Tritons coach Aaron Howe previously coached James’ brother Evan, a former Sequim player now at Spokane Community College.

He’s excited about bringing aboard two more Sequim standouts.

“Amara is a defender that has outstanding athleticism and can cross well with both feet,” Howe said. “I can see her playing outside back or wingback or winger for us. She has strong potential.”

Sayer also is well known for her communication on the field, yelling out instructions on positioning and making sure opponents are accounted for.

“I like to talk,” Sayer said. “It helps me become a better player myself, talking about what’s going on in the game and constantly being verbal. I think it helps the team and keeps me aware of what’s happening.”
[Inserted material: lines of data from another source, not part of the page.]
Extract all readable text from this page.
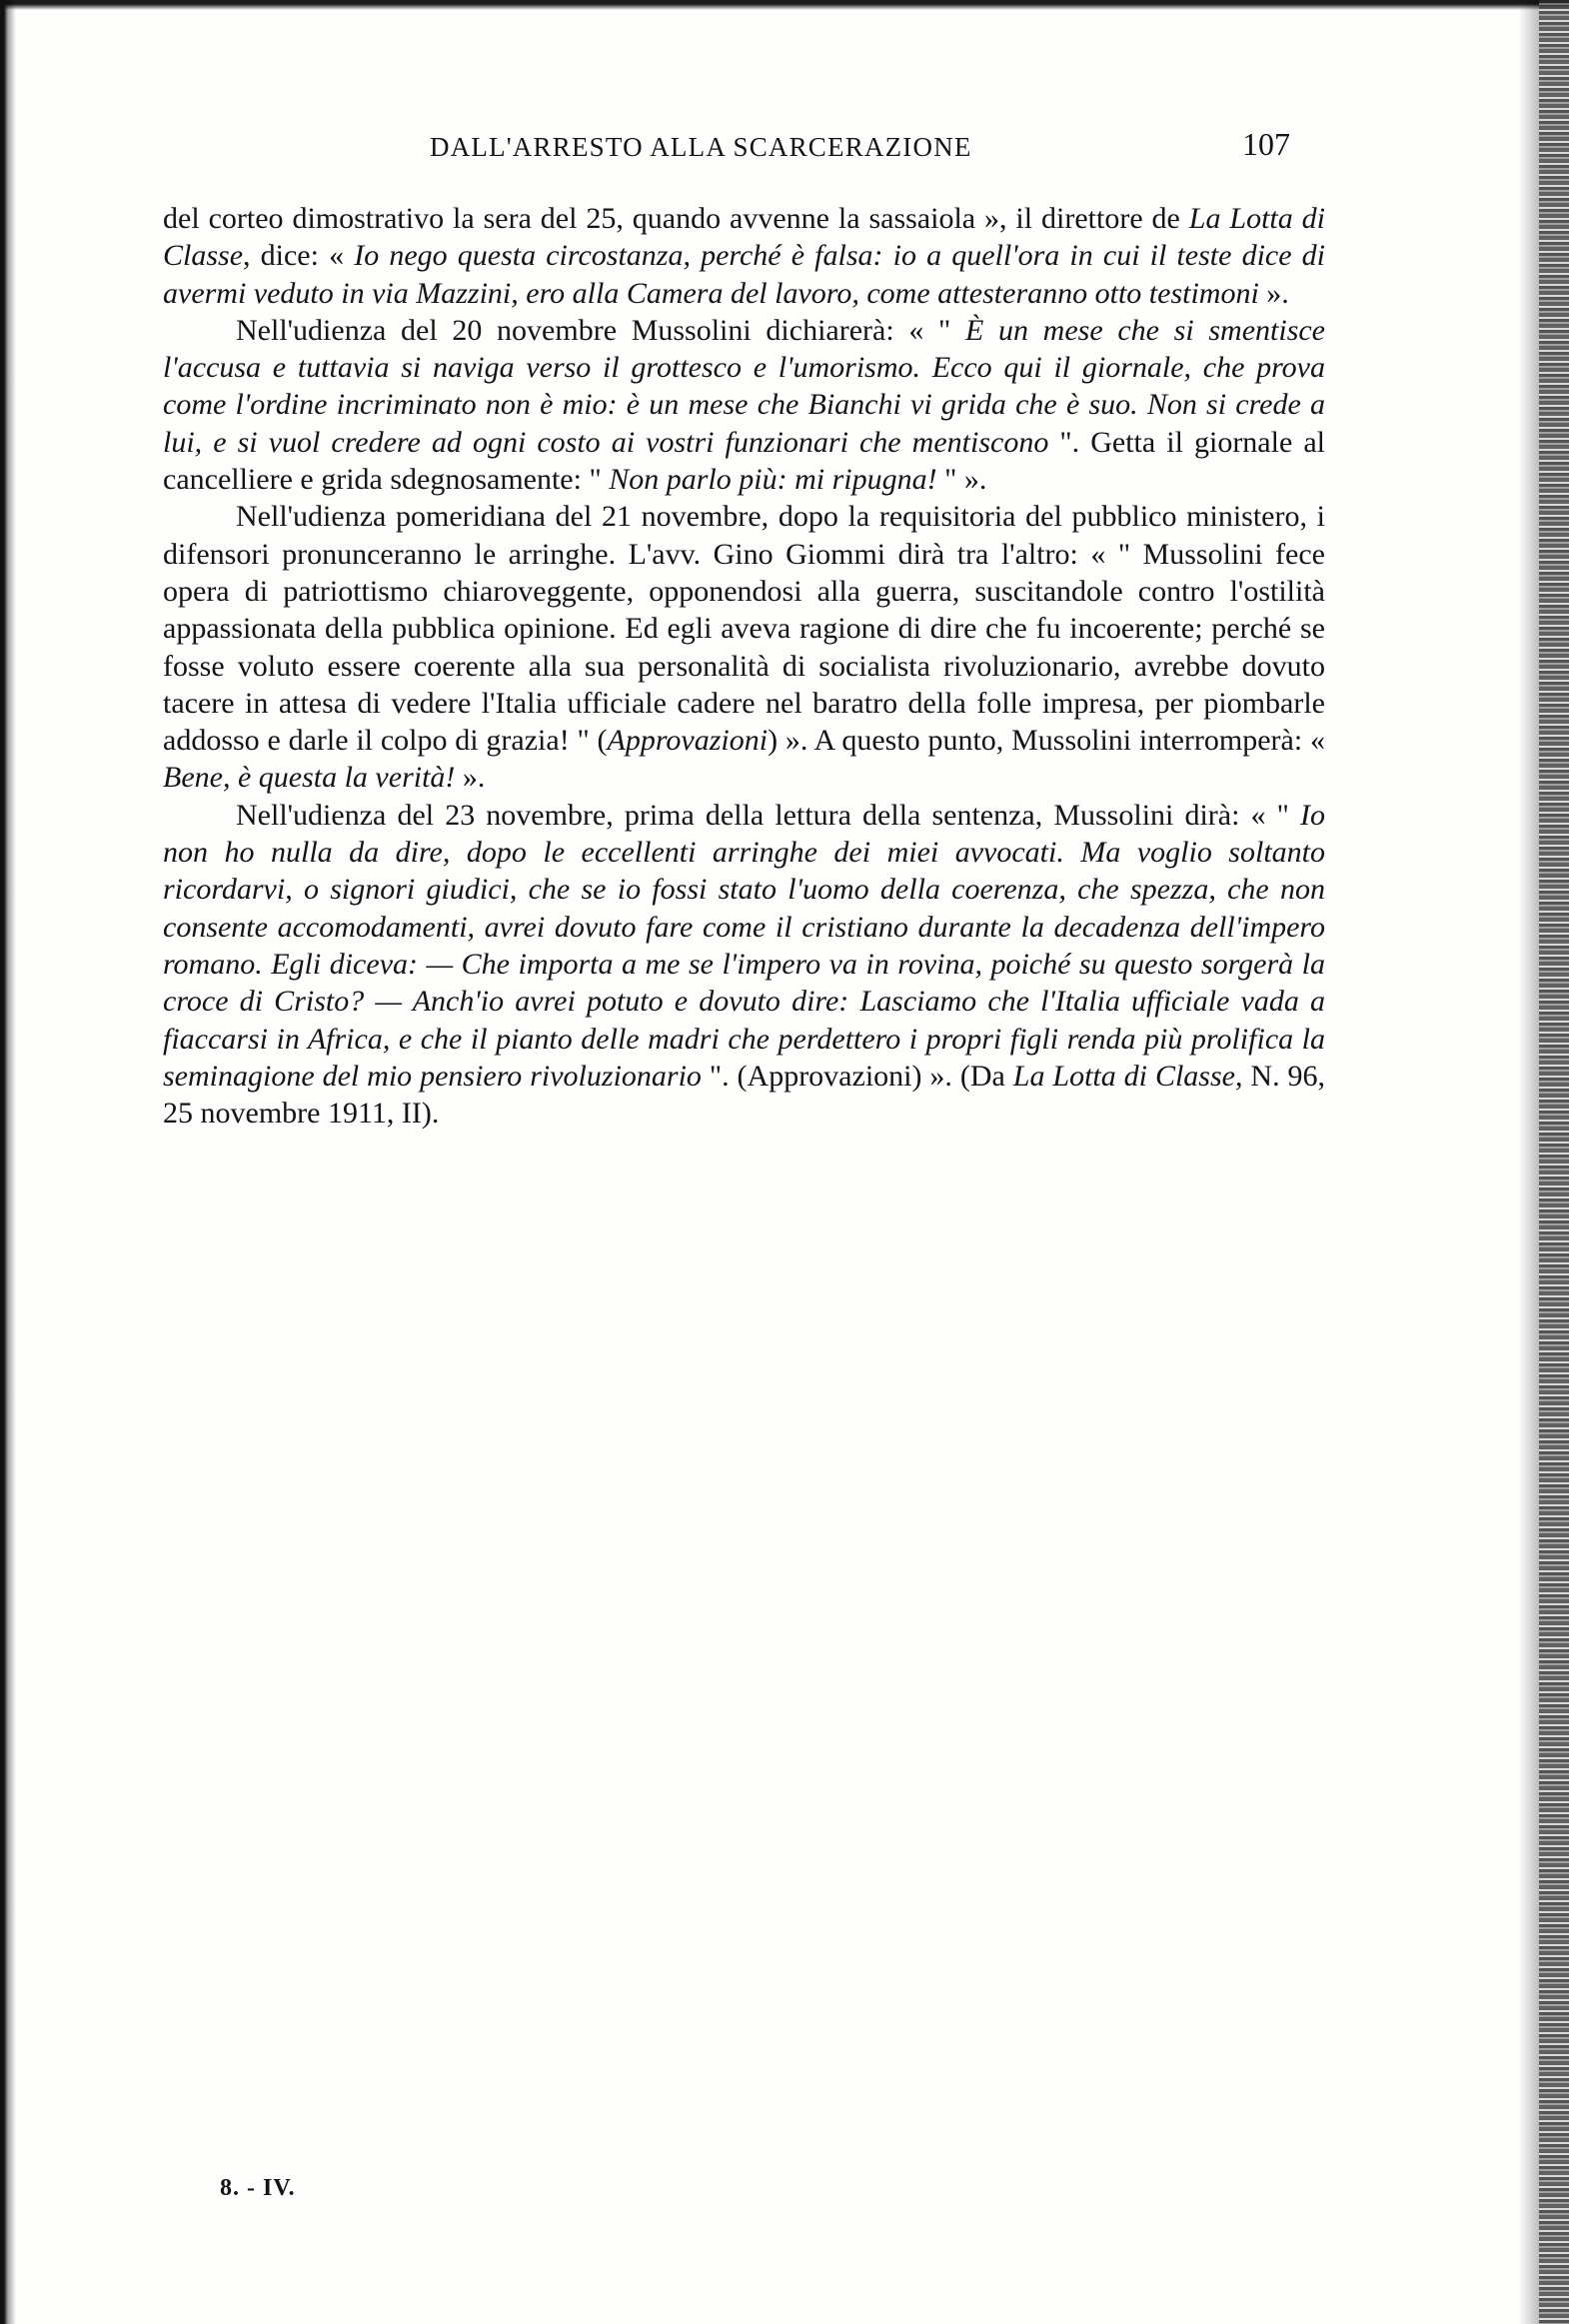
DALL'ARRESTO ALLA SCARCERAZIONE	107

del corteo dimostrativo la sera del 25, quando avvenne la sassaiola », il direttore de La Lotta di Classe, dice: « Io nego questa circostanza, perché è falsa: io a quell'ora in cui il teste dice di avermi veduto in via Mazzini, ero alla Camera del lavoro, come attesteranno otto testimoni ».

Nell'udienza del 20 novembre Mussolini dichiarerà: « " È un mese che si smentisce l'accusa e tuttavia si naviga verso il grottesco e l'umorismo. Ecco qui il giornale, che prova come l'ordine incriminato non è mio: è un mese che Bianchi vi grida che è suo. Non si crede a lui, e si vuol credere ad ogni costo ai vostri funzionari che mentiscono ". Getta il giornale al cancelliere e grida sdegnosamente: " Non parlo più: mi ripugna! " ».

Nell'udienza pomeridiana del 21 novembre, dopo la requisitoria del pubblico ministero, i difensori pronunceranno le arringhe. L'avv. Gino Giommi dirà tra l'altro: « " Mussolini fece opera di patriottismo chiaroveggente, opponendosi alla guerra, suscitandole contro l'ostilità appassionata della pubblica opinione. Ed egli aveva ragione di dire che fu incoerente; perché se fosse voluto essere coerente alla sua personalità di socialista rivoluzionario, avrebbe dovuto tacere in attesa di vedere l'Italia ufficiale cadere nel baratro della folle impresa, per piombarle addosso e darle il colpo di grazia! " (Approvazioni) ». A questo punto, Mussolini interromperà: « Bene, è questa la verità! ».

Nell'udienza del 23 novembre, prima della lettura della sentenza, Mussolini dirà: « " Io non ho nulla da dire, dopo le eccellenti arringhe dei miei avvocati. Ma voglio soltanto ricordarvi, o signori giudici, che se io fossi stato l'uomo della coerenza, che spezza, che non consente accomodamenti, avrei dovuto fare come il cristiano durante la decadenza dell'impero romano. Egli diceva: — Che importa a me se l'impero va in rovina, poiché su questo sorgerà la croce di Cristo? — Anch'io avrei potuto e dovuto dire: Lasciamo che l'Italia ufficiale vada a fiaccarsi in Africa, e che il pianto delle madri che perdettero i propri figli renda più prolifica la seminagione del mio pensiero rivoluzionario ". (Approvazioni) ». (Da La Lotta di Classe, N. 96, 25 novembre 1911, II).

8. - IV.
It’s been a rapid rise for Sayer, who joined Sequim girls soccer as a freshman after being brought up with ballet.

“It’s given me so much flexibility, strength and discipline,” Sayer said of her dance upbringing. “As a defender it’s all about discipline, and being aware of your surroundings and anticipating the next move.”

Sequim coach Derek Vander Velde said James has been a calm presence in the midfield.
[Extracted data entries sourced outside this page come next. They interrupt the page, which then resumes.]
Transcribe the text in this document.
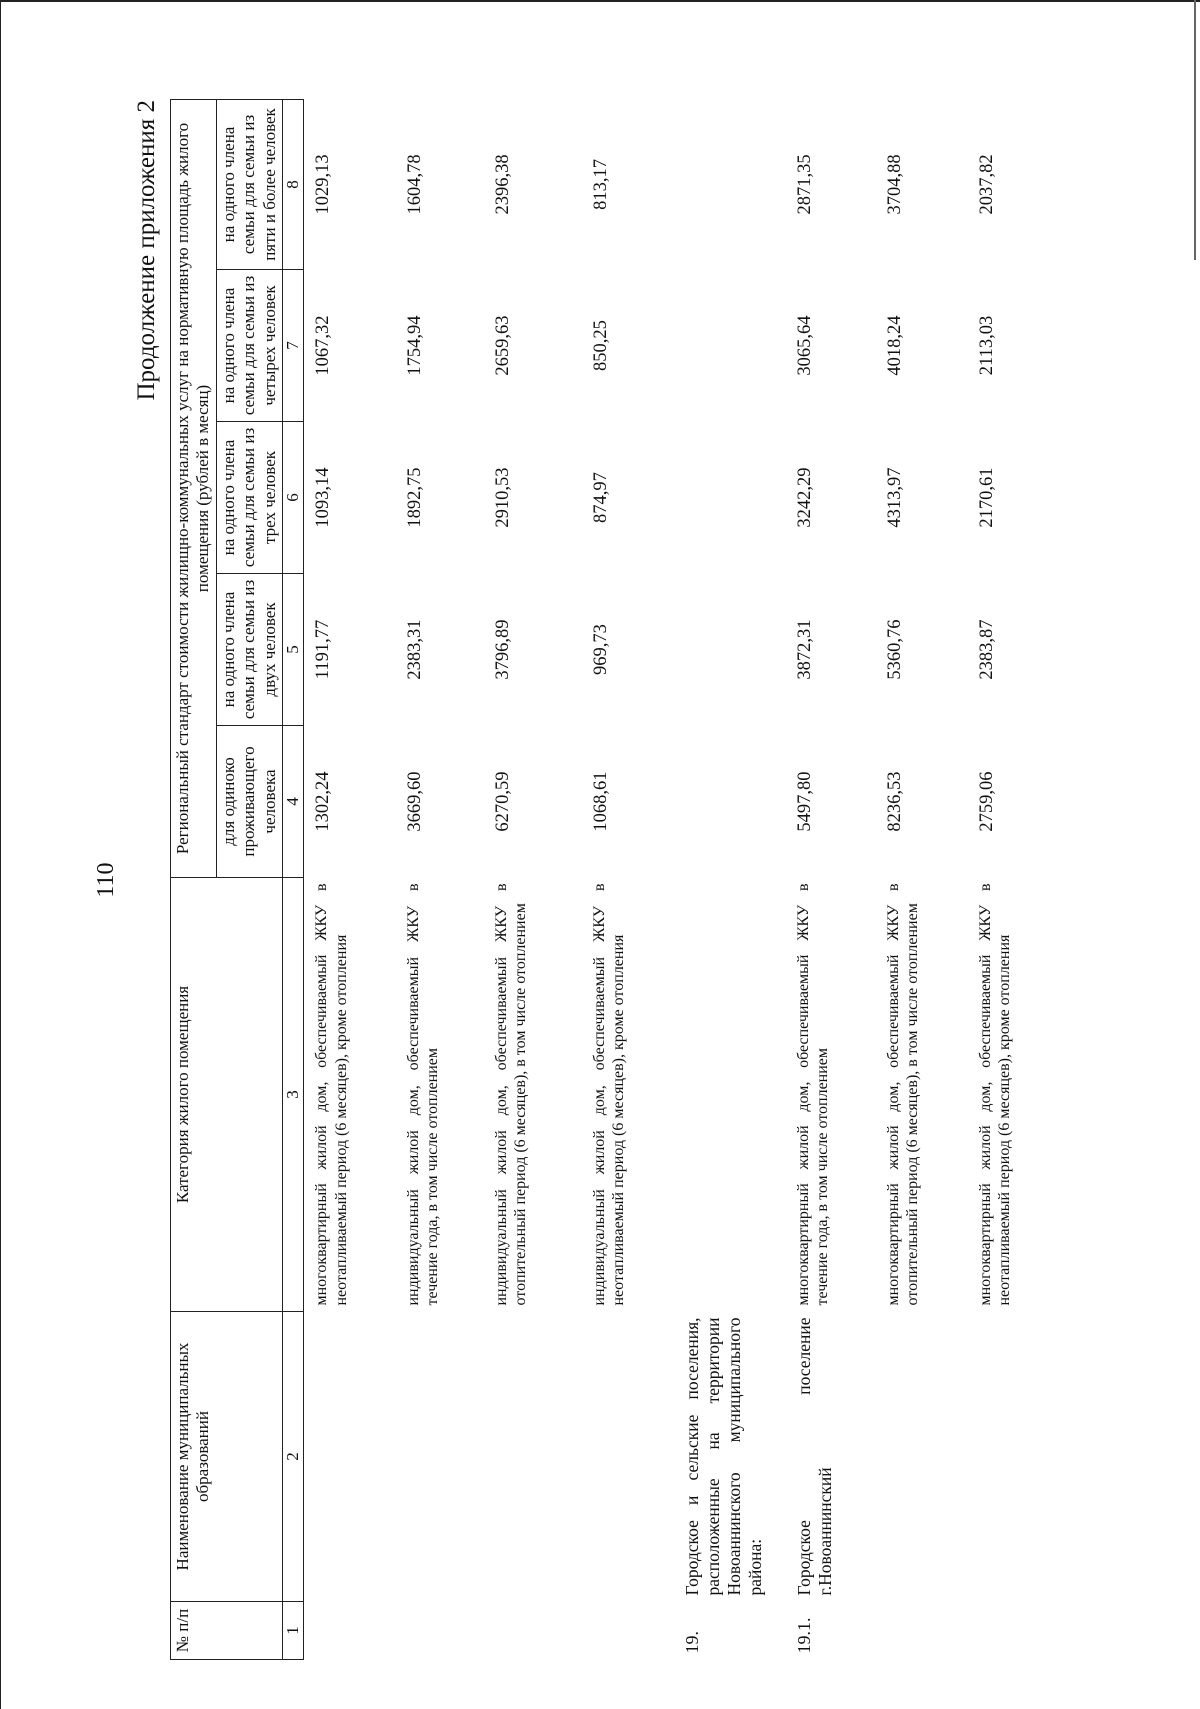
110
Продолжение приложения 2
№ п/п	Наименование муниципальных образований	Категория жилого помещения	Региональный стандарт стоимости жилищно-коммунальных услуг на нормативную площадь жилого помещения (рублей в месяц)				
			для одиноко проживающего человека	на одного члена семьи для семьи из двух человек	на одного члена семьи для семьи из трех человек	на одного члена семьи для семьи из четырех человек	на одного члена семьи для семьи из пяти и более человек
1	2	3	4	5	6	7	8
		многоквартирный жилой дом, обеспечиваемый ЖКУ в неотапливаемый период (6 месяцев), кроме отопления	1302,24	1191,77	1093,14	1067,32	1029,13
		индивидуальный жилой дом, обеспечиваемый ЖКУ в течение года, в том числе отоплением	3669,60	2383,31	1892,75	1754,94	1604,78
		индивидуальный жилой дом, обеспечиваемый ЖКУ в отопительный период (6 месяцев), в том числе отоплением	6270,59	3796,89	2910,53	2659,63	2396,38
		индивидуальный жилой дом, обеспечиваемый ЖКУ в неотапливаемый период (6 месяцев), кроме отопления	1068,61	969,73	874,97	850,25	813,17
19.	Городское и сельские поселения, расположенные на территории Новоаннинского муниципального района:						
19.1.	Городское поселение г.Новоаннинский	многоквартирный жилой дом, обеспечиваемый ЖКУ в течение года, в том числе отоплением	5497,80	3872,31	3242,29	3065,64	2871,35
		многоквартирный жилой дом, обеспечиваемый ЖКУ в отопительный период (6 месяцев), в том числе отоплением	8236,53	5360,76	4313,97	4018,24	3704,88
		многоквартирный жилой дом, обеспечиваемый ЖКУ в неотапливаемый период (6 месяцев), кроме отопления	2759,06	2383,87	2170,61	2113,03	2037,82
“Other players look to Natalya for a sense of direction,” Vander Velde said. “She consistently puts herself in good positions and knows where and when to pass the ball or take space. She didn’t score a lot of goals, but she always was our defensive midfielder, a huge role that’s always working with the back line.”
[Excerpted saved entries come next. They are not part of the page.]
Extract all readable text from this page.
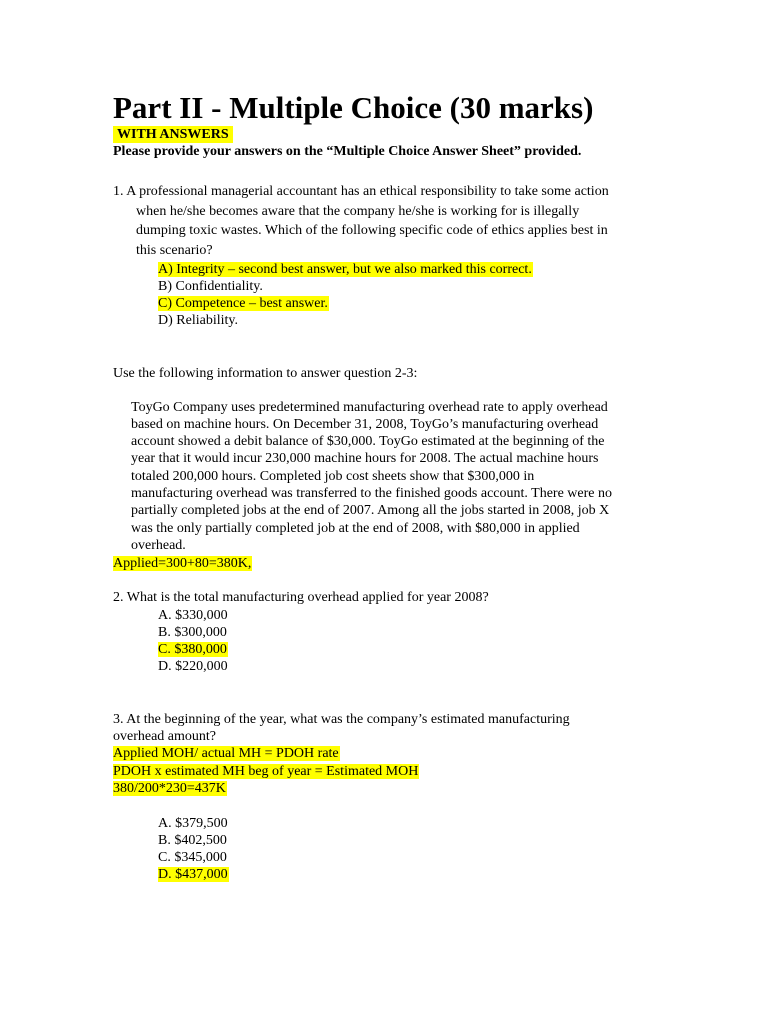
Part II - Multiple Choice (30 marks)
WITH ANSWERS
Please provide your answers on the “Multiple Choice Answer Sheet” provided.
1. A professional managerial accountant has an ethical responsibility to take some action
when he/she becomes aware that the company he/she is working for is illegally
dumping toxic wastes. Which of the following specific code of ethics applies best in
this scenario?
A) Integrity – second best answer, but we also marked this correct.
B) Confidentiality.
C) Competence – best answer.
D) Reliability.
Use the following information to answer question 2-3:
ToyGo Company uses predetermined manufacturing overhead rate to apply overhead
based on machine hours. On December 31, 2008, ToyGo’s manufacturing overhead
account showed a debit balance of $30,000. ToyGo estimated at the beginning of the
year that it would incur 230,000 machine hours for 2008. The actual machine hours
totaled 200,000 hours. Completed job cost sheets show that $300,000 in
manufacturing overhead was transferred to the finished goods account. There were no
partially completed jobs at the end of 2007. Among all the jobs started in 2008, job X
was the only partially completed job at the end of 2008, with $80,000 in applied
overhead.
Applied=300+80=380K,
2. What is the total manufacturing overhead applied for year 2008?
A. $330,000
B. $300,000
C. $380,000
D. $220,000
3. At the beginning of the year, what was the company’s estimated manufacturing
overhead amount?
Applied MOH/ actual MH = PDOH rate
PDOH x estimated MH beg of year = Estimated MOH
380/200*230=437K
A. $379,500
B. $402,500
C. $345,000
D. $437,000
Howe said he expects her to continue to play in the midfield, either continuing as a holding, or defensive, midfielder or even moving up to be an attacking midfielder.

“She’s got very good feet and is a strong tackler and player,” Howe said.

Vander Velde said both players have always had a growth mentality.

“For both of them they have always wanted to grow and to continually get better in their positions,” he said. “They kind of always took what the coaching staff said, and we were pretty nit-picky with them because we knew what they way were working toward, and they were always receptive to what we were working on.”

“I’m proud of both them in wanting to go and play and make opportunities for themselves. Now they get to go play with another alumni in Gabby and that’s so exciting for them.”

And both James and Sayer believe playing at Edmonds can open doors to four-year schools.

“I think Aaron will push you to the next level and I have that drive. He has good connections with other schools and I think he can get me to the next level,” James said.

“I like his coaching style and I feel Like if I want to he can help me find a place to continue playing a sport that I love,” Sayer said.

Sequim defender Amara Sayer, left, clears the ball from the Wolves’ end of the field during a 2019 Olympic League win over Bremerton. Sayer recently signed to play soccer at Edmonds College. Sequim Gazette file photo by Michael Dashiell

Sequim defender Amara Sayer, left, clears the ball from the Wolves’ end of the field during a 2019 Olympic League win over Bremerton. Sayer recently signed to play soccer at Edmonds College. Sequim Gazette file photo by Michael Dashiell

James and Sayer also take pride in establishing a new standard at Sequim, including being part of the first district championship-winning girls soccer team and making the first-ever state tournament appearance in school history in 2018.

“It’s really been awesome to see how much our success brought more attention to girls soccer at the school,” Sayer said.

James said she’s proud of the legacy her teams leave behind.

“We tried to push each other not just for us, but for future generations. Sequim had no record really, in girls soccer and we won a district championship and got to state. So we learned it’s possible, just don’t give up.”

And both players gave thanks to those who supported them along the way.

“Coach V and coach Antonio (Frutos), Erin Vigg, all the coaches,” Sayer said. “My parents have supported me so much, they even supported me when I decided to drop ballet after 11 years and paid for me to play a sport that isn’t exactly cheap.

James thanked her current coaches as well as Andrew Wagner, who coached her when she was younger.

“My family really has been a huge part of it as well,” James said.